Sure, we're a ways away from being able to transmit full-resolution DV over the net from a handheld camera, but that doesn't mean putting the functionality in now won't find an audience for the things it can do now.
Those videophones TV war reporters have been using during the past month in Afghanistan aren't hi-res or high-bandwidth either, but that didn't make them useless.
...I thought not. Here's the upshot: the camera sucks.
There, does that make you happier?
It needs an RJ45 for Ethernet (10/100), to record mpeg directly onto it's media, and an FTP server so I can pull the videos off. I want to be able to "close" an mpeg video and start a new one (i.e., multiple videos on the media, uniquely named for ftp). This will let me use the device with any machine having an Ethernet card. No BlueTooth, 802.11b, iLink needed, and much cheaper (and faster). Keep it simple; the device has a simple purpose. You can add functionality without complexity, but that doesn't seem to be the way these things are done.
Can You Say Linux? I Knew That You Could.
At some point, you become too wired.
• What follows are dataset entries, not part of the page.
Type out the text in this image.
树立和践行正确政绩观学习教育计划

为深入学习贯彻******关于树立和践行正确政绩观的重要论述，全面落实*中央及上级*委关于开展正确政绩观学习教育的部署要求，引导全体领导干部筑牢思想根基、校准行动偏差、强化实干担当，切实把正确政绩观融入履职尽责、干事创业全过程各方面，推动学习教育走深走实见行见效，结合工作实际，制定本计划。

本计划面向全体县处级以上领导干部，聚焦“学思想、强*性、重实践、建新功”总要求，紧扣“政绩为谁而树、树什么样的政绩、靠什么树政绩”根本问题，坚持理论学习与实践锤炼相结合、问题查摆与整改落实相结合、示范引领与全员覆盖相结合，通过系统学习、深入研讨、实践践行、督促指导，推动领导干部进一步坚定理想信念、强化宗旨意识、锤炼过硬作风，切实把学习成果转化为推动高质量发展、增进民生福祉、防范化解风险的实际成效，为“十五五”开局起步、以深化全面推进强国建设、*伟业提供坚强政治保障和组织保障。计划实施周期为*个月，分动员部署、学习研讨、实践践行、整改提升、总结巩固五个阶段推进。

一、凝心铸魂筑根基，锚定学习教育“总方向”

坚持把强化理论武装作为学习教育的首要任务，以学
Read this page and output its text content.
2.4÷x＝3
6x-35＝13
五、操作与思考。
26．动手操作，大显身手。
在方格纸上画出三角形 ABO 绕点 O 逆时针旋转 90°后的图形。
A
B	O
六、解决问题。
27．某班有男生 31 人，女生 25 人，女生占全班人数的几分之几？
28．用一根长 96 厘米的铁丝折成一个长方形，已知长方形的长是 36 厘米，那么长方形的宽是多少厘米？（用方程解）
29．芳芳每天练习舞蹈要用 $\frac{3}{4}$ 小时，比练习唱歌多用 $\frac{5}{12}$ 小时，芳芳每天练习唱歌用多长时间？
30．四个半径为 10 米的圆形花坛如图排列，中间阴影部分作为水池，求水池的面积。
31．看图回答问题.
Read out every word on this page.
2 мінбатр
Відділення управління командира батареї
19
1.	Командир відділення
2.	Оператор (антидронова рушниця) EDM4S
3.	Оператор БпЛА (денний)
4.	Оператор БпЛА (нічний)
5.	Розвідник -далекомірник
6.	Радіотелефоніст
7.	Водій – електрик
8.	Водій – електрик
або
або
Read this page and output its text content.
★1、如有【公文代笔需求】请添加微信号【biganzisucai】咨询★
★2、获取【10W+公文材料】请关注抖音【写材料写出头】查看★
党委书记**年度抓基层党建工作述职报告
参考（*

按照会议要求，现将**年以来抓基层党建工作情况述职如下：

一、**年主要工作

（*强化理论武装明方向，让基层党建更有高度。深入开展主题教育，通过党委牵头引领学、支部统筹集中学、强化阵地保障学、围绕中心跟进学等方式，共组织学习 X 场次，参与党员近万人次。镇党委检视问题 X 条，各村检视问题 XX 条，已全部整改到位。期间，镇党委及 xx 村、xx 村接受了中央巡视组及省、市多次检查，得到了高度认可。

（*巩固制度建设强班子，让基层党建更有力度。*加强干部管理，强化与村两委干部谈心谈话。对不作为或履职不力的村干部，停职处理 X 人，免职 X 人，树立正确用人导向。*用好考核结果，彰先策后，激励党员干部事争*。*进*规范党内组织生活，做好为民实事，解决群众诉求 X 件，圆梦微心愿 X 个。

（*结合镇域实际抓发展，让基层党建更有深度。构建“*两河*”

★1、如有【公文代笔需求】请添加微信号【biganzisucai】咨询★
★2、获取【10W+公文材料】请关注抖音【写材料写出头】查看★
When you're checking email while videotaping your son play baseball, you've got a problem.
I've got a Ricoh camera that comes with similar capabilities - it can send email and do dialup. Part of its software sute is a dialin server that runs on your desktop so you can 'phone em in'.Its quite handy for some, absolutely useless is for others
If you're a journo and have get your photos back to a home office for processing or whatever, its easier to hav it all in one device than lugging around cameras, laptop and such just to get them sent 'home'.
Much easier to just phone home from the camera. Its convergence in a good way.
If you don't need the features, don't pay extra to buy them.
Why would you want a web browser on your fricking camera ? Will this madness never end !
Great, browse pr0n whilst filming pr0n =)
I live in Japan so I've seen the constant ads that Sony is running for it.
The camera has bluetooth and there are bluetooth cell phones here in Japan. Using this camera, *without any cables*, you can video something AND IMMEDIATELY UPLOAD IT TO THE NET.
The point of e-mail and a web browser in the camera is NOT so you can do your e-mail or browse the web. It's specifically so you can e-mail video/pictures and/or navigate to an uploading page to upload video / pictures.
Jeez, you'd think the reader ship of slashdot would have a little more imagination.
You may even be able to upload AS you take the video.